2ª capa do disco, a versão dupla e extendida
Lembrando que há duas versões do disco: a que tem a capa dos dois no estúdio é vinil simples, cujas músicas (exceto Sarro) não passam de quatro minutos, e já a versão disco duplo é o disco que têm as músicas mais longas e as quatro músicas (Jurubeba, Taj Mahal, Filhos de Gandhi e Nêga (Photograph Blues) com mais de dez minutos de duração e as outras acima de seis minutos, o que não muda (preciso repetir de novo?!) é a vinheta Sarro. Após o disco, Jorge lançaria "Solta o Pavão" e mudaria sua forma de fazer música, apelando para um pouco mais de suingue e Gil começaria a "trilogia Re" com "Refazenda" e futuramente uma turnê com Caetano Veloso, Maria Bethânia e Gal Costa: quatro baianos unidos no show Doces Bárbaros.
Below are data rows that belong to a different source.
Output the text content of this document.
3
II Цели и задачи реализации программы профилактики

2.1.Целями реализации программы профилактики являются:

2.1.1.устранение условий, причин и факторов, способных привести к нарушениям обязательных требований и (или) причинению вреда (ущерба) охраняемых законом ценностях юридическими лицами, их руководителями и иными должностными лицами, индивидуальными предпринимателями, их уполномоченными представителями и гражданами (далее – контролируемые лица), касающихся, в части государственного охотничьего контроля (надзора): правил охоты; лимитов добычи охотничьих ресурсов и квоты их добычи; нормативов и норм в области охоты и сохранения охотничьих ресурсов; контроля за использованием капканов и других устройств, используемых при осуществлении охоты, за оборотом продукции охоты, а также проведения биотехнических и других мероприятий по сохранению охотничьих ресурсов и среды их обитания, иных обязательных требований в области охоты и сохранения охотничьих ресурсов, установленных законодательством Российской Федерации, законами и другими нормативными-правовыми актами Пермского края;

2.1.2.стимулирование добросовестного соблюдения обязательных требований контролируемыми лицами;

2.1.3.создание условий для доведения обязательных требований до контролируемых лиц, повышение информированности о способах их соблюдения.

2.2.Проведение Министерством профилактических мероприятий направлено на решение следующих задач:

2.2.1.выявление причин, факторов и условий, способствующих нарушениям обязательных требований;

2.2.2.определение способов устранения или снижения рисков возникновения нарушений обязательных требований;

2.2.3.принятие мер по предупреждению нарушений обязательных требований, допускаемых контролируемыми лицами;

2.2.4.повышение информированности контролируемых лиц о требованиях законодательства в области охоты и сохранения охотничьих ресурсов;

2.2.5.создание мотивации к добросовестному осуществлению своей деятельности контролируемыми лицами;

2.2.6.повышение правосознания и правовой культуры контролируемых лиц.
Mas isso já é outra história!
Set do disco:
1 - Meu Glorioso São Cristóvão (Gilberto Gil/Jorge Ben)
2 - Nêga (Photograph Blues) (Gilberto Gil)
3 - Jurubeba (Gilberto Gil)
4 - Quem Mandou (Pé na Estrada) (Jorge Ben)
5 - Taj Mahal (Jorge Ben)
6 - Morre o Burro, Fica o Homem (Jorge Ben)
7 - Essa é Para Tocar no Rádio (Gilberto Gil)
8 - Filhos de Gandhi (Gilberto Gil/Jorge Ben)
9 - Sarro (Gilberto Gil/Jorge Ben)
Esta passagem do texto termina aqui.